2016’da yılında Eski Büyükelçi, Milletvekili ve AİHM Yargıcı Rıza Türmen’in çağrıcısı olduğu toplantıyla 100’ü aşkın örgüt, platform, inisiyatif, kurum ve bireylerin bir araya gelerek oluşturduğu Demokrasi için Birlik Platformu, yayımladığı bildiride Türkiye’nin dış politikadaki hamleleriyle siyasi iktidarın içeride yaşadığı zorlukları örtmek istediğini ifade etti.
Dış politikada yaşanan sorunları barışçıl yolla ve diyalogla değil, savaş ve çatışmayla çözme tutumunun iktidarda hakim olduğunun belirtildiği açıklamada “Milli çıkarlardan söz edilse de, özellikle Doğu Akdeniz’de, Yunanistan ve Türkiye’nin iktidarları tarafından iç politika gereksinimleri yüzünden gerilim konusu haline getirilen konuların uluslararası tekellerden başka kimseye yararı yok.
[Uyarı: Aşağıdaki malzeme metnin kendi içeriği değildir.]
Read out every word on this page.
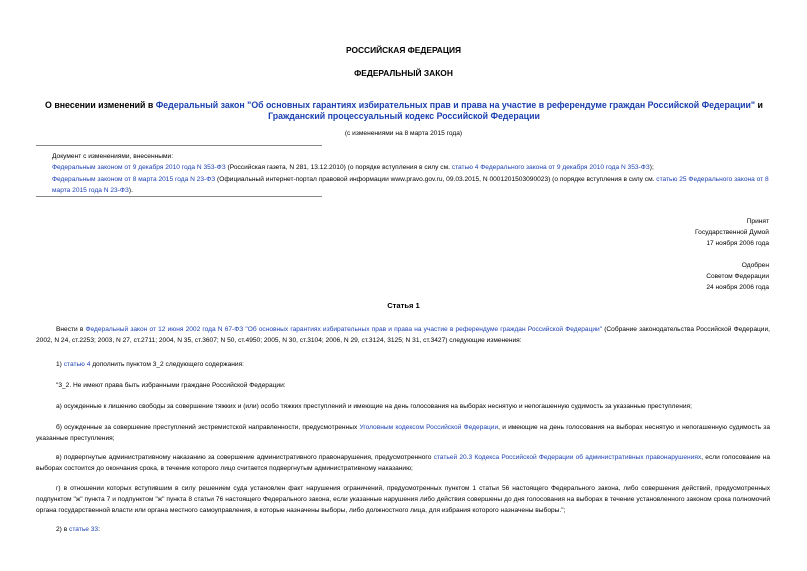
РОССИЙСКАЯ ФЕДЕРАЦИЯ
ФЕДЕРАЛЬНЫЙ ЗАКОН
О внесении изменений в Федеральный закон "Об основных гарантиях избирательных прав и права на участие в референдуме граждан Российской Федерации" и Гражданский процессуальный кодекс Российской Федерации
(с изменениями на 8 марта 2015 года)

Документ с изменениями, внесенными:

Федеральным законом от 9 декабря 2010 года N 353-ФЗ (Российская газета, N 281, 13.12.2010) (о порядке вступления в силу см. статью 4 Федерального закона от 9 декабря 2010 года N 353-ФЗ);

Федеральным законом от 8 марта 2015 года N 23-ФЗ (Официальный интернет-портал правовой информации www.pravo.gov.ru, 09.03.2015, N 0001201503090023) (о порядке вступления в силу см. статью 25 Федерального закона от 8 марта 2015 года N 23-ФЗ).

Принят
Государственной Думой
17 ноября 2006 года
Одобрен
Советом Федерации
24 ноября 2006 года
Статья 1

Внести в Федеральный закон от 12 июня 2002 года N 67-ФЗ "Об основных гарантиях избирательных прав и права на участие в референдуме граждан Российской Федерации" (Собрание законодательства Российской Федерации, 2002, N 24, ст.2253; 2003, N 27, ст.2711; 2004, N 35, ст.3607; N 50, ст.4950; 2005, N 30, ст.3104; 2006, N 29, ст.3124, 3125; N 31, ст.3427) следующие изменения:

1) статью 4 дополнить пунктом 3_2 следующего содержания:

"3_2. Не имеют права быть избранными граждане Российской Федерации:

а) осужденные к лишению свободы за совершение тяжких и (или) особо тяжких преступлений и имеющие на день голосования на выборах неснятую и непогашенную судимость за указанные преступления;

б) осужденные за совершение преступлений экстремистской направленности, предусмотренных Уголовным кодексом Российской Федерации, и имеющие на день голосования на выборах неснятую и непогашенную судимость за указанные преступления;

в) подвергнутые административному наказанию за совершение административного правонарушения, предусмотренного статьей 20.3 Кодекса Российской Федерации об административных правонарушениях, если голосование на выборах состоится до окончания срока, в течение которого лицо считается подвергнутым административному наказанию;

г) в отношении которых вступившим в силу решением суда установлен факт нарушения ограничений, предусмотренных пунктом 1 статьи 56 настоящего Федерального закона, либо совершения действий, предусмотренных подпунктом "ж" пункта 7 и подпунктом "ж" пункта 8 статьи 76 настоящего Федерального закона, если указанные нарушения либо действия совершены до дня голосования на выборах в течение установленного законом срока полномочий органа государственной власти или органа местного самоуправления, в которые назначены выборы, либо должностного лица, для избрания которого назначены выборы.";

2) в статье 33:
Dahası, bu sorunlar barışçı yollarla ve diyalogla çözülebilir.” denildi.
“Ülke kaynaklarımız savaşa, operasyonlara, bölge ülkelerinin rejimlerine müdahaleye harcanırken salgının daha da derinleştirdiği ekonomik kriz, toplumun geniş kesimlerini yoksulluk, işsizlik ve ölümle karşı karşıya bırakıyor.” ifadeleriyle birlikte “Bu yıkım ve ölüm harcamaları halk ve meclis tarafından bilinemiyor ve denetlenemiyor.” denildi.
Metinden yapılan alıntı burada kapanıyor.